Bruce Brooks held that Holden's attitude remains unchanged at story's end, implying no maturation, thus differentiating the novel from young adult fiction. In contrast, Louis Menand thought that teachers assign the novel because of the optimistic ending, to teach adolescent readers that "alienation is just a phase." While Brooks maintained that Holden acts his age, Menand claimed that Holden thinks as an adult, given his ability to accurately perceive people and their motives. Others highlight the dilemma of Holden's state, in between adolescence and adulthood. Holden is quick to become emotional. "I felt sorry as hell for..." is a phrase he often uses. It is often said that Holden changes at the end, when he watches Phoebe on the carousel, and he talks about the golden ring and how it's good for kids to try and grab it.

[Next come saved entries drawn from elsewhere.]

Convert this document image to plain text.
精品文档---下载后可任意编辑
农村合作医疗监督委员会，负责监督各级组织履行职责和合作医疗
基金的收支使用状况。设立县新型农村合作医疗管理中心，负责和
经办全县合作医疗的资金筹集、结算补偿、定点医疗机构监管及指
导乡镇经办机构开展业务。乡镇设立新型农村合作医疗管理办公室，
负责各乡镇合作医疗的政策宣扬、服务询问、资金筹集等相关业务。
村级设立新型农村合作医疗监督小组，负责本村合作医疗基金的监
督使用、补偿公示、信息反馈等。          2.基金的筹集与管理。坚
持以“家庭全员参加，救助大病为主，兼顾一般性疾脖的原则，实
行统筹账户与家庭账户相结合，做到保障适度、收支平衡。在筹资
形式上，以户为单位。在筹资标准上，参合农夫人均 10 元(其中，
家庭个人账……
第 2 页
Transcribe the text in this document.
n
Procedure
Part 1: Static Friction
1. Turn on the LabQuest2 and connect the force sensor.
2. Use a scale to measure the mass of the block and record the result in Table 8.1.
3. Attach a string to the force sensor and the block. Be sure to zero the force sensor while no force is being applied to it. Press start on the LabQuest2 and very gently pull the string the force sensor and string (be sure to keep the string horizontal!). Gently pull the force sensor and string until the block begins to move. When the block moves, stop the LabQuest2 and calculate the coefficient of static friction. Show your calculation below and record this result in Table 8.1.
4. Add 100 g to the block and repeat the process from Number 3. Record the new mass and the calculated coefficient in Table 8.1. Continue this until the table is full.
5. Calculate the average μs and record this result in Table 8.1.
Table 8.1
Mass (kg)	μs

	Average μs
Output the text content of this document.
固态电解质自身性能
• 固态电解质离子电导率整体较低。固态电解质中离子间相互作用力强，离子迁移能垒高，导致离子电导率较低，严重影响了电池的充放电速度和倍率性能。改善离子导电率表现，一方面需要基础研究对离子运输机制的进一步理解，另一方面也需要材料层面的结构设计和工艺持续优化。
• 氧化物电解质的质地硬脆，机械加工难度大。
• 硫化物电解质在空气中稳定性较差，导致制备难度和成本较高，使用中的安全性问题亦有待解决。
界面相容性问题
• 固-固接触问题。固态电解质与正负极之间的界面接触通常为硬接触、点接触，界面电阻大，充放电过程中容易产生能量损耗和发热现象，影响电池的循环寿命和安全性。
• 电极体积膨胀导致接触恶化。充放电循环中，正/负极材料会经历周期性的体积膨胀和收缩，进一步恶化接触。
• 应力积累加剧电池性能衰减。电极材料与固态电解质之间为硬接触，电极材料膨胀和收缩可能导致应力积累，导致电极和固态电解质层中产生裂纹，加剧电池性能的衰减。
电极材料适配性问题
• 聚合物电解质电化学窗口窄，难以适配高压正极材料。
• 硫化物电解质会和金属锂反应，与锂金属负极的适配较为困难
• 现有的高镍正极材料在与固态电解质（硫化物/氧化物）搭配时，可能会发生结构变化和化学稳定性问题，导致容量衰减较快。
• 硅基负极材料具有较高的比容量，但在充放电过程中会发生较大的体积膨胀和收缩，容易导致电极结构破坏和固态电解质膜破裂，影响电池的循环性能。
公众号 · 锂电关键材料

Peter Beidler, in his A Reader's Companion to J. D. Salinger's "The Catcher in the Rye", identifies the movie that the prostitute "Sunny" refers to. In chapter 13 she says that in the movie a boy falls off a boat. The movie is Captains Courageous (1937), starring Spencer Tracy. Sunny says that Holden looks like the boy who fell off the boat. Beidler shows (page 28) a still of the boy, played by child-actor Freddie Bartholomew.
Each Caulfield child has literary talent. D.B. writes screenplays in Hollywood; Holden also reveres D.B. for his writing skill (Holden's own best subject), but he also despises Hollywood industry-based movies, considering them the ultimate in "phony" as the writer has no space for his own imagination, and describes D.B.'s move to Hollywood to write for films as "prostituting himself"; Allie wrote poetry on his baseball glove; and Phoebe is a diarist. This "catcher in the rye" is an analogy for Holden, who admires in children attributes that he struggles to find in adults, like innocence, kindness, spontaneity, and generosity. Falling off the cliff could be a progression into the adult world that surrounds him and that he strongly criticizes. Later, Phoebe and Holden exchange roles as the "catcher" and the "fallen"; he gives her his hunting hat, the catcher's symbol, and becomes the fallen as Phoebe becomes the catcher.
In their biography of Salinger, David Shields and Shane Salerno argue that: "The Catcher in the Rye can best be understood as a disguised war novel." Salinger witnessed the horrors of World War II, but rather than writing a combat novel, Salinger, according to Shields and Salerno, "took the trauma of war and embedded it within what looked to the naked eye like a coming-of-age novel."